By Caryn Alter, MS, RD, FAND, Registered Dietitian
Cardiac Rehabilitation at CentraState Medical Center
Eating healthy while dining out has always been a challenge. At least in pre-COVID times, you could ask your server questions about how the food was prepared. Now with so many of us giving up indoor dining for takeout, it’s become even trickier to eat healthy when all you have for reference is an online menu.
With a few simple tips from the Academy of Nutrition and Dietetics, you can become an expert menu navigator – and “dining out” while “staying in” can make both your heart and your taste buds happy this Heart Health Month!
- Watch the words: Words like “crispy,” “crunchy,” “breaded” and “battered,” as well as “cheesy,” and “creamy” can signal lots of fat and calories. Limit menu items that are fried or served in sauces high in saturated fat.
- Healthful options: Words like “grilled,” “baked,” “steamed,” “roasted” or “al fresco”
- Salad dressings and sauces: Although dressings and sauces usually come on the side in to-go orders, check to make sure that will be the case so you can control how much you actually put on your food
- Healthful options: Flavored vinegars or a squeeze of lemon
- Plate your food: Instead of eating directly out of containers, put more appropriate portion sizes of the meal on your plate when the servings are large
- Healthful option: Save some of your meal for later or for the next day
- Re-evaluate your drink: Sugar-sweetened beverages pack a lot of calories, but not much nutritional value
- Healthful options: Water, fat-free or low-fat milk, unsweetened tea or coffee
- Side dishes: Consider requesting fruit or steamed vegetables as a side dish, when available
The American Heart Association offers some additional timely tips for ordering food:
- Scan the menu to see if there is a section with heart-healthy or lower-sodium options.
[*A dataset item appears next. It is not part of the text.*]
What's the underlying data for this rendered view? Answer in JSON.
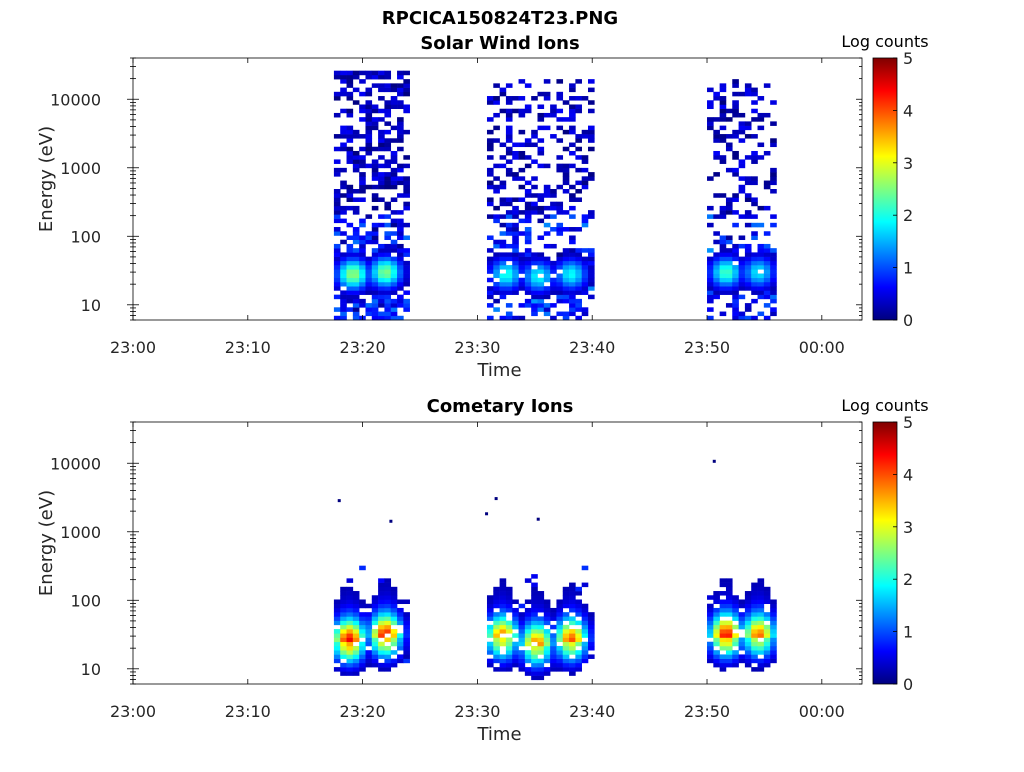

- Start off your meal with a salad or broth-based soup like gazpacho or minestrone, and skip the cream soups and appetizers.
- Choose fish or skinless poultry more often than red meat for your main dish; if you do order red meat, opt for lean or extra-lean cuts.
- Try some of the many delicious meat-free meals offered by restaurants.
- Request baked, roasted or boiled potatoes without butter and sour cream instead of potatoes that are fried.
- To satisfy your sweet tooth at the end of the meal, substitute fresh fruit for pie or cake.
Academy of Nutrition and Dietetics. “Tips for Ordering Takeout or Delivery”
American Heart Association. “What About Eating Out?”